Since the traffic coming to the nameserver is UDP with forged source
addresses of intended victims, there's little to do but block (or not
respond to) the traffic, as you can't tell where it's really coming from.
Your upstream ISP *should* be doing some edge filtering as well.

> > Perhaps someone has a suggestion on what to do?

This sort of problem is growing.  There's some 'bind' rate-limiting
patches that may help (done by Paul Vixie, author of bind), and they may
become standard in later releases.  See
http://www.redbarn.org/dns/ratelimits.

> Not sure this is the best answer, But here is our solution
> if your ISP provides nameservers, then only allow your nameservers to
> respond for queries for domains it is responsible for.

And limit recursion to only those hosts on your network, or those you
specifically trust and want/need to serve recursively.

> Make sure your server is setup to use your isp nameservers, in System
> Management -> TCP/IP
>
> In /etc/maned.conf
>      options {
>    recursion no;
> };

I presume this is only for the LION nameserver, not for bind.  :)

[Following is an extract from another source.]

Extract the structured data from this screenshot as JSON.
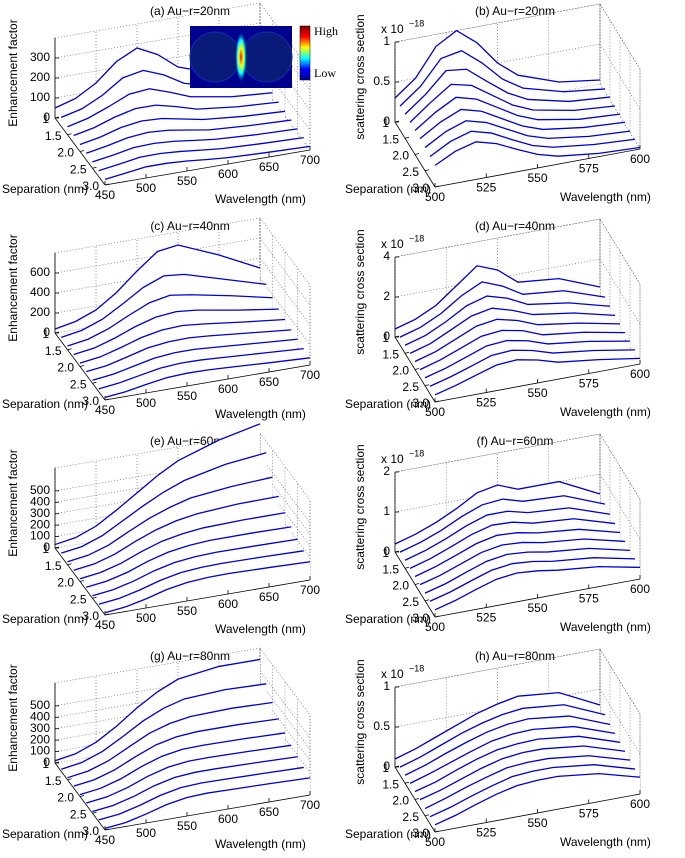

Likewise, limit Zone transfers, or other types of requests that would
generate 'large' answers to your own network and those servers (like
slaves) that may need to get entire zones from you.

You can specifiy recursion and zone transfers inside BX under

   Server Management -> Network Services -> DNS -> Advanced

I think no recursion is *supposed* be the default in BX, though the
auto-generated named.conf is a bit ambiguous on this (I think the handler
has a bug).

There's a line reading:  "// recursion allowed" even with no recursion IPs
specified.  Example from named.conf with nothing specified:

  options {
    directory "/var/named";
    // spoof version for a little more security via obscurity
    version "100.100.100";
    // no forwarders defined
    // zone transfer access denied
    allow-transfer { none; };
    // recursion access denied
                                        <--- an actual blank line
    // recursion allowed                <--- Supposedly not true
  };

With some transfers and recursion manually entered into the GUI, you get:

  options {
    directory "/var/named";
    // spoof version for a little more security via obscurity
    version "100.100.100";
    // no forwarders defined
    allow-transfer { 98.100.9.16; 98.100.9.20; };
    allow-recursion { 98.100.9.0/27; };
    // recursion allowed               <--- Still there, now redundant
  };


Note that the zone transfer section appears to act as expected, though it
insists on individual IPs and won't accept a /xx mask, while recursion
does.

It would be nice if the ambiguity was cleaned up.

Also:

We're using a really nifty little unix uitility called 'iftop' which can
identify who's hitting your server and what service they're requesting.
It's in the yum repository.  This can help spot attackers by watching
connections in real time.  Also, another utility called 'iptraf' can help
spot those IPs flooding UDP packets in to the nameserver, as well as let
you grab and examine the packets you're getting. 'tcpdump' is also good
for seeing the packet content.

Once you've identified the bad IPs, toss them (or the entire netblocks)
into an iptables DROP with

          iptables -A INPUT -s <badip/mask> -j DROP

Doing this at your edge/gateway router will keep the machines behind it
from seeing anything.  If the block is done on a particular machine
itself, inbound attack traffic into your network will still happen, but
the will be no outbound responses back to the target IP (which is what
they're trying use you to generate).

The ultimate answer, I think, will be bind becoming more resistant thus
and making such attacks not worth launching in the first place.